Hope McKeever provides some fine viewpoints on “needs,” based on her experiences in Cameroon and elsewhere. Not only does the Lord meet us as the highest point of Maslow’s hierarchy of needs, the Lord is, in fact, the provider and sustainer all the way through…
We were created with needs. Food, drink, shelter, and clothing. These crucial needs define our lives. According to UNICEF, 22,000 children die each day due to poverty. They don’t receive a headline in the paper or a news story on the BBC website only to be watched or read. They are forgotten. Death’s cloak is slipped over their innocent bodies unheard of by the outside world. Their cries are muted by the bustle of society. Globalissues.org states that nearly a billion people entered the 21st century unable to read a book or sign their names. The statistics are endless. Humanity constantly suffers from needs.
Every individual on this planet also has unquenchable needs. Needs for love, acceptance, power, and respect. Family, friends, and political positions all aid in filling the void that these needs produce. We strive to have these needs fulfilled. That is why humans create countless distractions and ways to overlook these needs. From my history of living on three diversely different continents, I have a need in my soul for belonging. My friends are faithful, yet they do not fully understand my history. Living overseas is all that I have ever known. It is not a feat that I have accomplished. It is a childhood past that haunts my existence and my dreams at night. I will never be the care-free, barefooted, African-American girl with long braided hair and a mud stained face that I once was. I have had to learn over the years how to take my past and apply it to my future instead of wallowing in my past. This idealized version of my childhood, created by my dreams, results in a longing in my heart to give to the starving children that I used to hear banging on my gate, but now hear crying on sugar coated news stories.
Reflecting on my experience in Cameroon, West Africa, I have come to the conclusion that the poorest Cameroonians are the individuals with the biggest hearts. They have nothing to lose by giving. My family’s village father or chief in North West Cameroon spent an entire month’s salary for a dinner of rice, sodas, and meat for my family and I. He sacrificed his family’s needs to provide for friends. What I have also come to realize is that the richest people on earth are the coldest. The thought of giving their hard-earned earthly inheritance to others who have not worked the same way to earn their income is unthinkable.

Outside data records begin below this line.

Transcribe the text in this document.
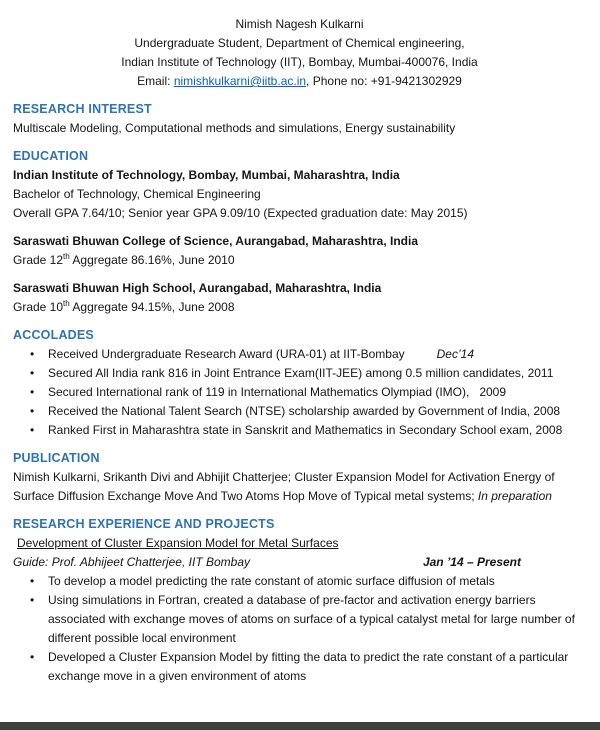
Nimish Nagesh Kulkarni
Undergraduate Student, Department of Chemical engineering,
Indian Institute of Technology (IIT), Bombay, Mumbai-400076, India
Email: nimishkulkarni@iitb.ac.in, Phone no: +91-9421302929
RESEARCH INTEREST

Multiscale Modeling, Computational methods and simulations, Energy sustainability

EDUCATION
Indian Institute of Technology, Bombay, Mumbai, Maharashtra, India
Bachelor of Technology, Chemical Engineering
Overall GPA 7.64/10; Senior year GPA 9.09/10 (Expected graduation date: May 2015)
Saraswati Bhuwan College of Science, Aurangabad, Maharashtra, India
Grade 12th Aggregate 86.16%, June 2010
Saraswati Bhuwan High School, Aurangabad, Maharashtra, India
Grade 10th Aggregate 94.15%, June 2008
ACCOLADES
• Received Undergraduate Research Award (URA-01) at IIT-Bombay	Dec’14
• Secured All India rank 816 in Joint Entrance Exam(IIT-JEE) among 0.5 million candidates, 2011
• Secured International rank of 119 in International Mathematics Olympiad (IMO),   2009
• Received the National Talent Search (NTSE) scholarship awarded by Government of India, 2008
• Ranked First in Maharashtra state in Sanskrit and Mathematics in Secondary School exam, 2008
PUBLICATION

Nimish Kulkarni, Srikanth Divi and Abhijit Chatterjee; Cluster Expansion Model for Activation Energy of Surface Diffusion Exchange Move And Two Atoms Hop Move of Typical metal systems; In preparation

RESEARCH EXPERIENCE AND PROJECTS
Development of Cluster Expansion Model for Metal Surfaces
Guide: Prof. Abhijeet Chatterjee, IIT Bombay	Jan ’14 – Present
• To develop a model predicting the rate constant of atomic surface diffusion of metals
• Using simulations in Fortran, created a database of pre-factor and activation energy barriers associated with exchange moves of atoms on surface of a typical catalyst metal for large number of different possible local environment
• Developed a Cluster Expansion Model by fitting the data to predict the rate constant of a particular exchange move in a given environment of atoms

My uncle is a multimillionaire. When my parents were raising support to leave for the missions field, they did not receive a single penny of his money. My parents’ decision to leave for Africa was seen by my entire extended family as a mistake because they were not earning a high salary. My parents gave up their comfort zone to serve people that needed hope. My experiences in Cameroon could never be traded in for all the Coach purses or diamond rings in the entire world. My observation that the poor in this world are the richest in love leads me to believe that all needs are unable to be quenched by earthly solutions.
I am constantly hungry for satisfaction that is intangible by earthly means. Every need points to a greater need and longing for God. In John chapter four, Jesus is speaking to a Samaritan woman at a well.
When a Samaritan woman came to draw water, Jesus said to her, “Will you give me a drink?” (His disciples had gone into the town to buy food.) The Samaritan woman said to him, “You are a Jew and I am a Samaritan woman. How can you ask me for a drink?” (For Jews do not associate with Samaritans.) Jesus answered her, “If you knew the gift of God and who it is that asks you for a drink, you would have asked him and he would have given you living water.”
The woman’s need for water points to a greater need for the water of life. The eternal satisfaction that God offers does not compare to the frail needs that constantly overwhelm our lives. Earthly wells dry out; however, the springs of eternal life do not. When we come to Christ on our bruised knees with human needs, he reveals to us our true need and hunger for a relationship with our creator. Our inevitable sin shows us a deep need for the grace of God.
God knows that if he constantly grants our human needs, we will be hungry again. Our earthly bodies are an example of this. We are never fully satisfied physically. Even elvish lembas bread wears off after one day. No make believe cuisine or food that can be obtained in the frozen section of our local grocery store can fulfill the hunger in our souls.
Just as the Samaritan’s need for water points to a greater need for the water of eternal life, my need for belonging points to a greater need for a heavenly home with Jesus. Through my family’s counsel, I came to realize that no place on this planet can satisfy my deep need for a heavenly home with my Savior. This is a point that my frail emotions do not understand. Although my earthly brain cannot comprehend the reasons why God put this unending trial before me, my soul leans on the grace and assurance of God’s never ending faithfulness to carry me through my overwhelming life. Jesus knows how to challenge me so that my earthly needs are constantly pointing to him.